Le thème avait tout pour me plaire mais c’était là tout le piège : quand on s’attaque ainsi à un sujet qui m’intéresse autant, ça passe ou ça casse, je peux facilement passer de l’espoir à une grande déception. C’est donc avec un mélange d’impatience et d’appréhension que j’ai assisté aux premières minutes du film. Le doute a cependant vite disparu pour laisser place à une certaine excitation : ce film allait être une réussite, c’était presque certain, et il ne restait qu’une question : était-ce un chef d’oeuvre, un de ces films inoubliables qui m’ont marqué à vie ? Un nouveau Billy Elliot ou The Dark Knight ? Difficile à dire, à chaud. J’ai beaucoup aimé ce film, c’est indiscutable ; je n’ai pas vu le temps passé, je n’ai pas regardé l’heure une seule fois pendant la séance – un exploit rarissime pour moi. Le temps dira si ce film laissera une trace ineffaçable dans mon esprit.
Quoi qu’il en soit, c’est un excellent film. D’abord grâce aux deux acteurs principaux : Fabrice Luchini est très bon, crédible et drôle dans le rôle Germain, un professeur de français aigri. Il fait du Luchini sans trop en faire, parfois à l’extrême limite de la caricature et de l’auto-parodie, mais toujours juste. Quant à Ernst Umhauer, il est tout simplement parfait dans son interprétation de Claude, l’élève-écrivain : au-delà de son séduisant minois, il incarne à merveille l’adolescent tour à tour charmant, touchant, charmeur, et inquiétant – parfois tout cela à la fois. C’est pour moi la jolie découverte de ce film. Les autres acteurs remplissent bien leur « contrat » : Kristin Scott Thomas est crédible dans le rôle de la femme de Fabrice Luchini, Bastien Ughetto l’est encore plus dans celui de Raphaël, l’ami « normal et sympathique » de Claude, et Emmanuelle Seignier est touchante dans son interprétation de la mère (au foyer) de Raphaël. Seul Denis Ménochet m’a moins marqué, sans doute parce que son personnage du père de Raphaël m’a moins interessé.
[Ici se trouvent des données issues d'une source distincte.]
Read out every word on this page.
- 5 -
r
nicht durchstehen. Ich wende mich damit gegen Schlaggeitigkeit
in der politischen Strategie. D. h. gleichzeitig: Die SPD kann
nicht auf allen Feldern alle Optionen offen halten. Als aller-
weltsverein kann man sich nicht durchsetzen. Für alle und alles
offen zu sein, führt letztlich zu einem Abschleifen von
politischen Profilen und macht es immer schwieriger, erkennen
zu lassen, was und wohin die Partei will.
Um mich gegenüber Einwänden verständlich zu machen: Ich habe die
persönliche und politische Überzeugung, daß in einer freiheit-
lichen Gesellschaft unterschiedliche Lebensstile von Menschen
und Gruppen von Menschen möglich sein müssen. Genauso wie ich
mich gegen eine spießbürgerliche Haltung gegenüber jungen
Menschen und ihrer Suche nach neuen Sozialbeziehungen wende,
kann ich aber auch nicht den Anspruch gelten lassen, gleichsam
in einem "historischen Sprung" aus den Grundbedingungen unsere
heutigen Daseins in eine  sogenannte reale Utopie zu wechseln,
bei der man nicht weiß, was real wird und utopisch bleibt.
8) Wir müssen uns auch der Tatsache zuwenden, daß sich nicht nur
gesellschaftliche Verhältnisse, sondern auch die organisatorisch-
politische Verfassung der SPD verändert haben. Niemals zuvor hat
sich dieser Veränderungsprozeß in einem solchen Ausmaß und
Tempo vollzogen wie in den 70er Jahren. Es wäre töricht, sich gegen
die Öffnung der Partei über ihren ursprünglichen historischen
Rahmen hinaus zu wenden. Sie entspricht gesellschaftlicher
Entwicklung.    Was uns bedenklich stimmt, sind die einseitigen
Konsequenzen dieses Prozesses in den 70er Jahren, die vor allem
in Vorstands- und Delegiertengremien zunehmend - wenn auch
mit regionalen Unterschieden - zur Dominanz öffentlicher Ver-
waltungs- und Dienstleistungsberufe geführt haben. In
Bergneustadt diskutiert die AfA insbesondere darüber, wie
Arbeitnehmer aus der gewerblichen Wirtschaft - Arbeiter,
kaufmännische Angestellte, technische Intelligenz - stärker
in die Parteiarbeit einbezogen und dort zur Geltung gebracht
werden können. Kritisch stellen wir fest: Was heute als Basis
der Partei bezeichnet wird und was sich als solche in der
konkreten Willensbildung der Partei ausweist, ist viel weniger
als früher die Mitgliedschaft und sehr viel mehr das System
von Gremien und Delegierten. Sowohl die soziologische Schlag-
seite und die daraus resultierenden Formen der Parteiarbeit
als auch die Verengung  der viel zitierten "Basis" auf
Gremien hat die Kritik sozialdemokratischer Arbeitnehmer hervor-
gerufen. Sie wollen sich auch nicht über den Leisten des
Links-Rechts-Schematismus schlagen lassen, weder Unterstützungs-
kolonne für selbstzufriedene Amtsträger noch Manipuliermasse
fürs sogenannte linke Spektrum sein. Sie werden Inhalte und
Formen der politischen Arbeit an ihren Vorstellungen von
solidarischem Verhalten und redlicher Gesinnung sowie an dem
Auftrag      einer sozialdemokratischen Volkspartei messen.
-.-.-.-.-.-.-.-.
Les personnages ne font pas tout, même s’ils sont essentiels à l’histoire. L’autre force du film, c’est son scénario. J’ai été tout de suite pris par le récit de ce professeur blasé et son élève talentueux mais trouble. J’ai suivi avec passion les histoires dans l’histoire. Au fur et à mesure du film, les situations gagnent en intensité, le banal devient romanesque et pendant la dernière demie-heure la frontière entre le réel et la fiction devient difficile à discerner : quelles parties du récit de Claude se sont vraiment déroulées et lesquelles sortent-elles uniquement de son imagination ? François Ozon a fait un travail délicat sur l’écriture, la fiction, le réel et l’imaginaire : c’est certainement ce qui m’a plu le plus dans ce film. Dans ce cadre, la dernière scène est pour moi magnifique : elle conclut parfaitement le récit à la fois en réunissant les deux protagonistes principaux, l’écrivain raté et le jeune prometteur, et en nous plaçant à la place de l’écrivain face à une page blanche, dans un mur de possibilités.